A man, oh, he was that blind man Michael Strogoff (he’s been at the same table with the gamblers on the River Boat) handed Aurelia a bank newspaper. "There is a piece here about you and your dark companion, in The Afternoon Endeavor," he said. And he pointed it out to Aurelia.

Near the end, we see him one last time, a part of the River Boat’s weird

fake/replica world. Aurelia sees the River Boat figures again—Karl, Julio,

Blaise, Helen, Michael, and even Aurelia herself—continuing their endless

game, only now revealed as mechanical constructs:


And they were in the gambling room now, Karl Talion, Julio Cordovan, Blaise Genet, Helen Staircase, Michael Strogoff, and Aurelia herself. And they were playing "brag," except Michael who was playing solitaire with blank cards and with one Aurelia-value card. Well, they were wax figures, wax over some sort of jointed armatures, and they moved very mechanically.
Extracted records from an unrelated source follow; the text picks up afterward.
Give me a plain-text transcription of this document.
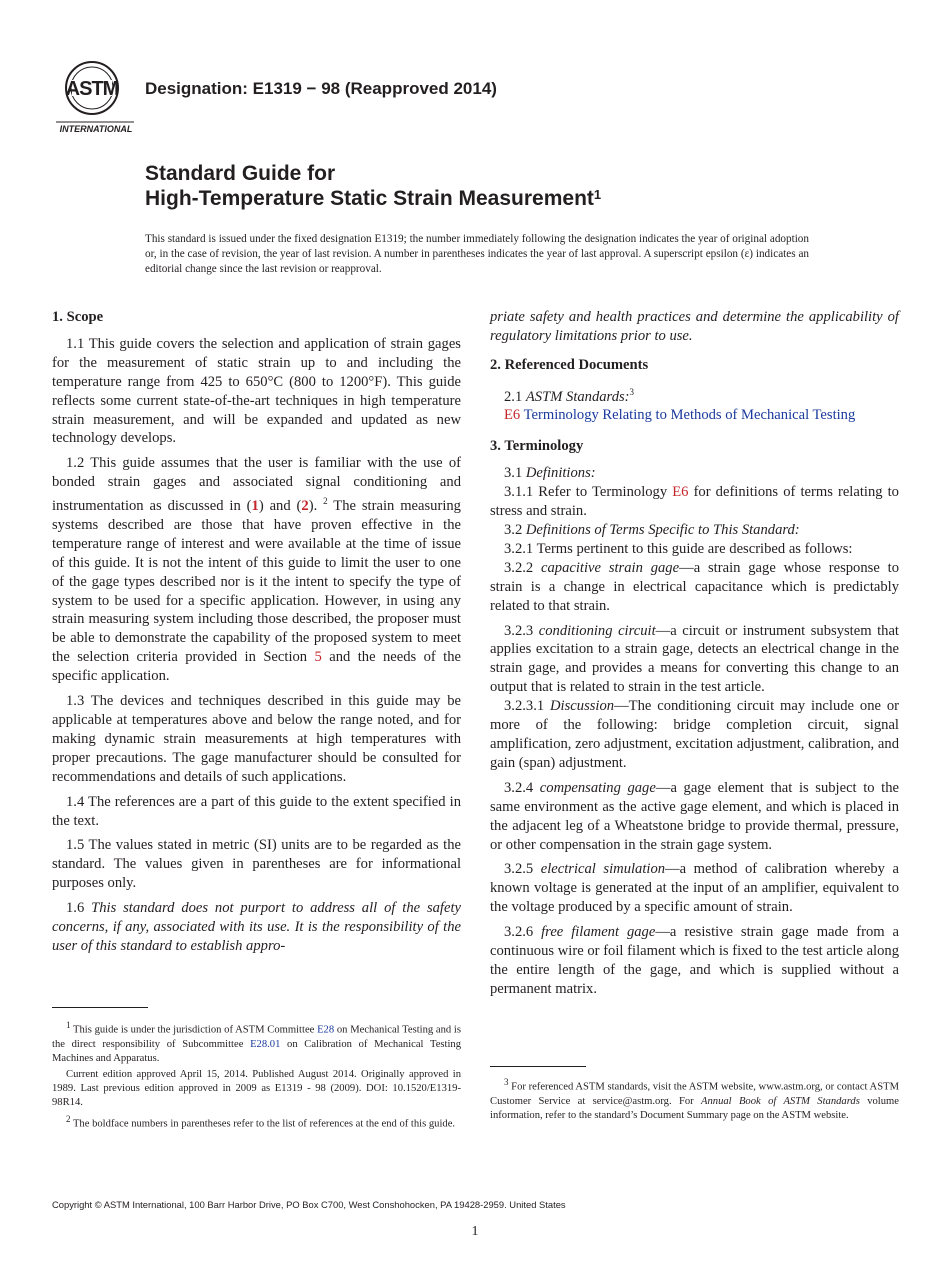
ASTM
INTERNATIONAL
Designation: E1319 − 98 (Reapproved 2014)
Standard Guide for
High-Temperature Static Strain Measurement$^1$
This standard is issued under the fixed designation E1319; the number immediately following the designation indicates the year of original adoption or, in the case of revision, the year of last revision. A number in parentheses indicates the year of last approval. A superscript epsilon (ε) indicates an editorial change since the last revision or reapproval.
1. Scope

1.1 This guide covers the selection and application of strain gages for the measurement of static strain up to and including the temperature range from 425 to 650°C (800 to 1200°F). This guide reflects some current state-of-the-art techniques in high temperature strain measurement, and will be expanded and updated as new technology develops.

1.2 This guide assumes that the user is familiar with the use of bonded strain gages and associated signal conditioning and instrumentation as discussed in (1) and (2). $^2$ The strain measuring systems described are those that have proven effective in the temperature range of interest and were available at the time of issue of this guide. It is not the intent of this guide to limit the user to one of the gage types described nor is it the intent to specify the type of system to be used for a specific application. However, in using any strain measuring system including those described, the proposer must be able to demonstrate the capability of the proposed system to meet the selection criteria provided in Section 5 and the needs of the specific application.

1.3 The devices and techniques described in this guide may be applicable at temperatures above and below the range noted, and for making dynamic strain measurements at high temperatures with proper precautions. The gage manufacturer should be consulted for recommendations and details of such applications.

1.4 The references are a part of this guide to the extent specified in the text.

1.5 The values stated in metric (SI) units are to be regarded as the standard. The values given in parentheses are for informational purposes only.

1.6 This standard does not purport to address all of the safety concerns, if any, associated with its use. It is the responsibility of the user of this standard to establish appro-

$^1$ This guide is under the jurisdiction of ASTM Committee E28 on Mechanical Testing and is the direct responsibility of Subcommittee E28.01 on Calibration of Mechanical Testing Machines and Apparatus.

Current edition approved April 15, 2014. Published August 2014. Originally approved in 1989. Last previous edition approved in 2009 as E1319 - 98 (2009). DOI: 10.1520/E1319-98R14.

$^2$ The boldface numbers in parentheses refer to the list of references at the end of this guide.

priate safety and health practices and determine the applicability of regulatory limitations prior to use.

2. Referenced Documents

2.1 ASTM Standards:$^3$

E6 Terminology Relating to Methods of Mechanical Testing

3. Terminology

3.1 Definitions:

3.1.1 Refer to Terminology E6 for definitions of terms relating to stress and strain.

3.2 Definitions of Terms Specific to This Standard:

3.2.1 Terms pertinent to this guide are described as follows:

3.2.2 capacitive strain gage—a strain gage whose response to strain is a change in electrical capacitance which is predictably related to that strain.

3.2.3 conditioning circuit—a circuit or instrument subsystem that applies excitation to a strain gage, detects an electrical change in the strain gage, and provides a means for converting this change to an output that is related to strain in the test article.

3.2.3.1 Discussion—The conditioning circuit may include one or more of the following: bridge completion circuit, signal amplification, zero adjustment, excitation adjustment, calibration, and gain (span) adjustment.

3.2.4 compensating gage—a gage element that is subject to the same environment as the active gage element, and which is placed in the adjacent leg of a Wheatstone bridge to provide thermal, pressure, or other compensation in the strain gage system.

3.2.5 electrical simulation—a method of calibration whereby a known voltage is generated at the input of an amplifier, equivalent to the voltage produced by a specific amount of strain.

3.2.6 free filament gage—a resistive strain gage made from a continuous wire or foil filament which is fixed to the test article along the entire length of the gage, and which is supplied without a permanent matrix.

$^3$ For referenced ASTM standards, visit the ASTM website, www.astm.org, or contact ASTM Customer Service at service@astm.org. For Annual Book of ASTM Standards volume information, refer to the standard’s Document Summary page on the ASTM website.

Copyright © ASTM International, 100 Barr Harbor Drive, PO Box C700, West Conshohocken, PA 19428-2959. United States
1
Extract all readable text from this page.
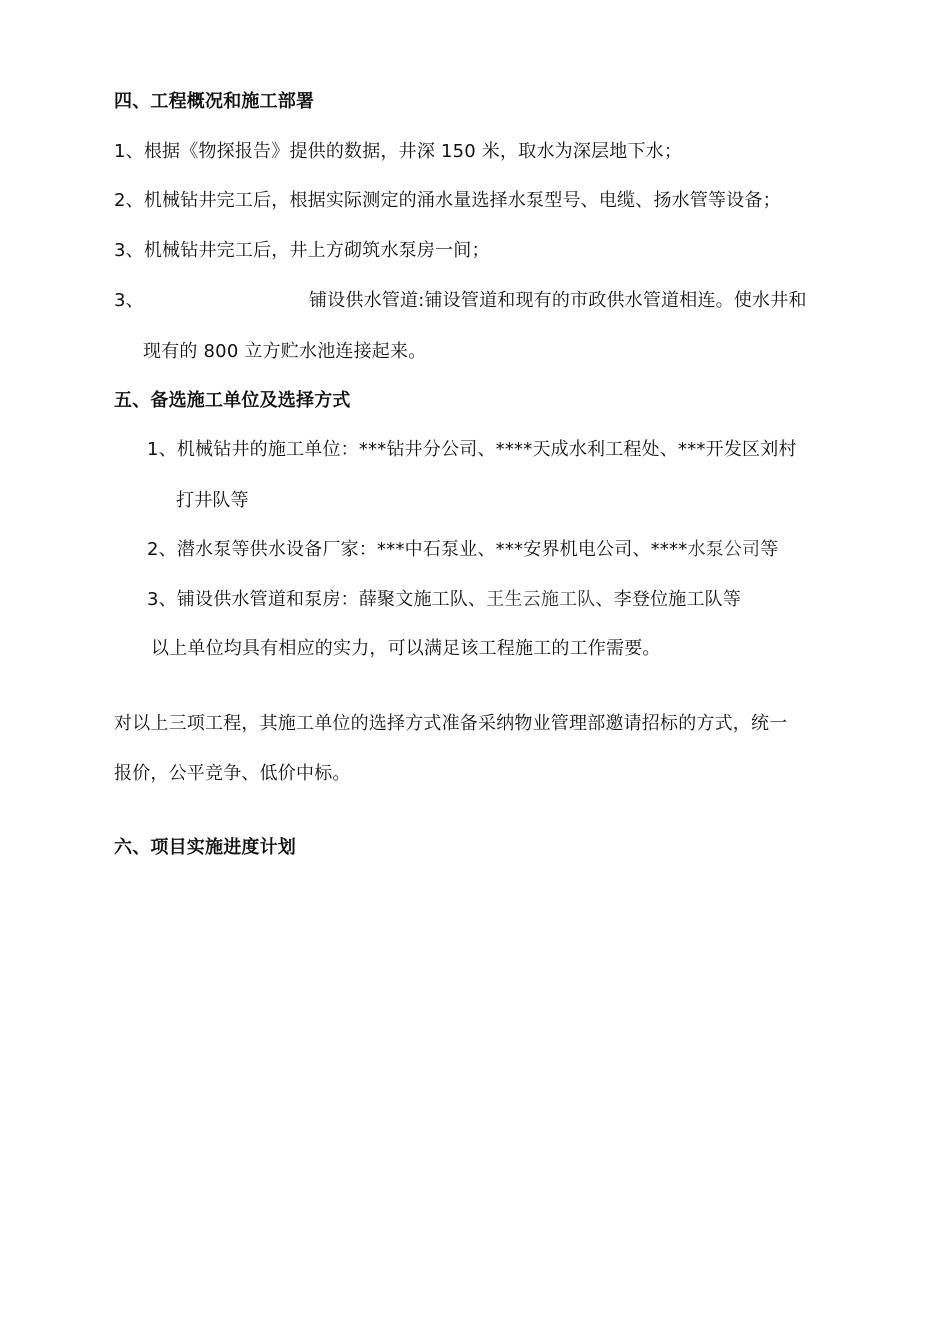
四、工程概况和施工部署
1、根据《物探报告》提供的数据，井深 150 米，取水为深层地下水；
2、机械钻井完工后，根据实际测定的涌水量选择水泵型号、电缆、扬水管等设备；
3、机械钻井完工后，井上方砌筑水泵房一间；
3、	铺设供水管道:铺设管道和现有的市政供水管道相连。使水井和
现有的 800 立方贮水池连接起来。
五、备选施工单位及选择方式
1、机械钻井的施工单位：***钻井分公司、****天成水利工程处、***开发区刘村
打井队等
2、潜水泵等供水设备厂家：***中石泵业、***安界机电公司、****水泵公司等
3、铺设供水管道和泵房：薛聚文施工队、王生云施工队、李登位施工队等
以上单位均具有相应的实力，可以满足该工程施工的工作需要。
对以上三项工程，其施工单位的选择方式准备采纳物业管理部邀请招标的方式，统一
报价，公平竞争、低价中标。
六、项目实施进度计划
I do not know with certainty why Michael Strogoff is in the book, but I would hazard this: he is there to show what kind of world Aurelia has entered. It is an amnesiac world of blank signs, counterfeit persons, violent games, and distorted messages. Strogoff is a messenger with an all-important content that must be conveyed, and his one clear action in Lafferty’s novel is to recognize Aurelia as a valuable card in the game of Hoffmannian symbols. Blind or not, he sees enough to know that Aurelia matters. She is the trump card that wins Gaea. Like him, she carries an important message from the King, though unlike him, she does not really know the message she bears. That is the point made possible by the novel’s postfigural logic: Aurelia is not the source of the message, but she has become its bearer.